I have read up including a lot of what the Russian historians have written after the wall fell. The fact that Stalin was quite clearly not preparing to keep the peace has been discussed quite openly there.
The Red Army was caught with pants down all right, EXACTLY BECAUSE it was preparing for an attack and was in a position which they could not defend. If the newly occupied zone was simply garrisoned and the main forces were at their well established fortified pre-1939 positions the whole Barbarossa adventure would have failed miserably despite Stalin decimating most of his experienced and qualified command staff in 1937-1940.
To break it down in detail:
1. USSR did not build a single defensive fortification in the 2 years in the occupied ex-Poland, now western Ukraine and Baltic republics. The line of fortifications (it was quite extensive in the area facing Poland) left behind at the old border was left untended too.

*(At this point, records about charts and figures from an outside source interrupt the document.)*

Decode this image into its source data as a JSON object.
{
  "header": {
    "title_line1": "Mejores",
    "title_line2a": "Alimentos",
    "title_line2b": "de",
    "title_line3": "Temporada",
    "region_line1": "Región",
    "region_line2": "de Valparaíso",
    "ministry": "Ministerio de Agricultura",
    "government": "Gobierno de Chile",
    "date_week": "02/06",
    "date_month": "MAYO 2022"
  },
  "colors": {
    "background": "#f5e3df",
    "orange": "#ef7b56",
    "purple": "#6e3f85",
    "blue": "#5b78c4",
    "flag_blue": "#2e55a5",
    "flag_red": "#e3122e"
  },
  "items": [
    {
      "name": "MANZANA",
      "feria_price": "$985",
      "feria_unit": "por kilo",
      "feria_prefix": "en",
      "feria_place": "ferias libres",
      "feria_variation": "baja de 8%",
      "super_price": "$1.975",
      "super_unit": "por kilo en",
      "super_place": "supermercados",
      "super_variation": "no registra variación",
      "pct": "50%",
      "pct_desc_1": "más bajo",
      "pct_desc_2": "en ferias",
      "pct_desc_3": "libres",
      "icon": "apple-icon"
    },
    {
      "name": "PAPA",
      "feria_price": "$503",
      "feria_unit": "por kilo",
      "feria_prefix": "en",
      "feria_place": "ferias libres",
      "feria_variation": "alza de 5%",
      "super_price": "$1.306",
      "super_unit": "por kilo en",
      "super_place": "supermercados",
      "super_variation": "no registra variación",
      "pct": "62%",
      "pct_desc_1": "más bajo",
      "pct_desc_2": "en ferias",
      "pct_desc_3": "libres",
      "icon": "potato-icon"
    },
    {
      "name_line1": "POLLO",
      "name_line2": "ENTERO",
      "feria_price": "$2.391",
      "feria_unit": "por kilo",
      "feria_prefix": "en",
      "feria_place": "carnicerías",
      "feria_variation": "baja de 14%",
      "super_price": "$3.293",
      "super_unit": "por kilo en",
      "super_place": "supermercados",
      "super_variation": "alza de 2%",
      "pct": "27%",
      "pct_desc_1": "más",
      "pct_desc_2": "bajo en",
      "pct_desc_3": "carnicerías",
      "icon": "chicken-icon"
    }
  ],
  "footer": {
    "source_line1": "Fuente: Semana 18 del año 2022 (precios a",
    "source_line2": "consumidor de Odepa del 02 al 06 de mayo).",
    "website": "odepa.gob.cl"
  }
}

2. What was a one million army doing in peacetime in Ukraine? The total loss to USSR from the Kiev encirclement is 700K+, the overall participating soviet army north of 1M. That is > 80% of USSR "peacetime" army during that period. It was caught with pants down all right, but its pants were down right next to the border. That army was _NOT_ freshly drafted troops either (something even Soviet historians admit). Even if we assume for a moment that it was "freshly drafted", how would a fresh draft be equipped and moved to Ukraine by 7th of July across USSR with the roads it had at that point (beginning of the battle for Kiev). By teleport? It was there and it was preparing for something. What - well that one is fairly obvious.
3. USSR had 90% of its army fighter aviation within 300 km of the border without trying to prepare defensive positions for any of them. It was sitting on temporary airfields. It did not even have proper AA emplacements on them - the only explanation is that they were considered utterly temporary. This is why the Luftwaffe took it out with ease on the ground.
4. What was nearly all of Baltic fleet doing in the Riga bay, besides preparing to assist in a ground offensive?
5. What were all of the few heavy river fleet assets USSR had at the time (the few existing monitor ships as well as torpedo boat squadrons, gunboats, etc) doing way up the Dniestr river past today's Modova? Their "heroic retreat" to Odessa is well documented, but WTF where they doing there in the first place.
6. What...
I can continue the list of rhetorical questions for quite a while, but the idea that Hitler attacked "peaceful soviet people" is a piece of preposterous Stalin propaganda. They were the two sides of the same coin - equally psychotic, equally genocidal and equally ready to tear apart any agreement with them and stab you in the back. The sole difference is that Hitler lost and Stalin won the war.
Now, where is my fine for stating the bleeding obvious (and supporting it by historic facts).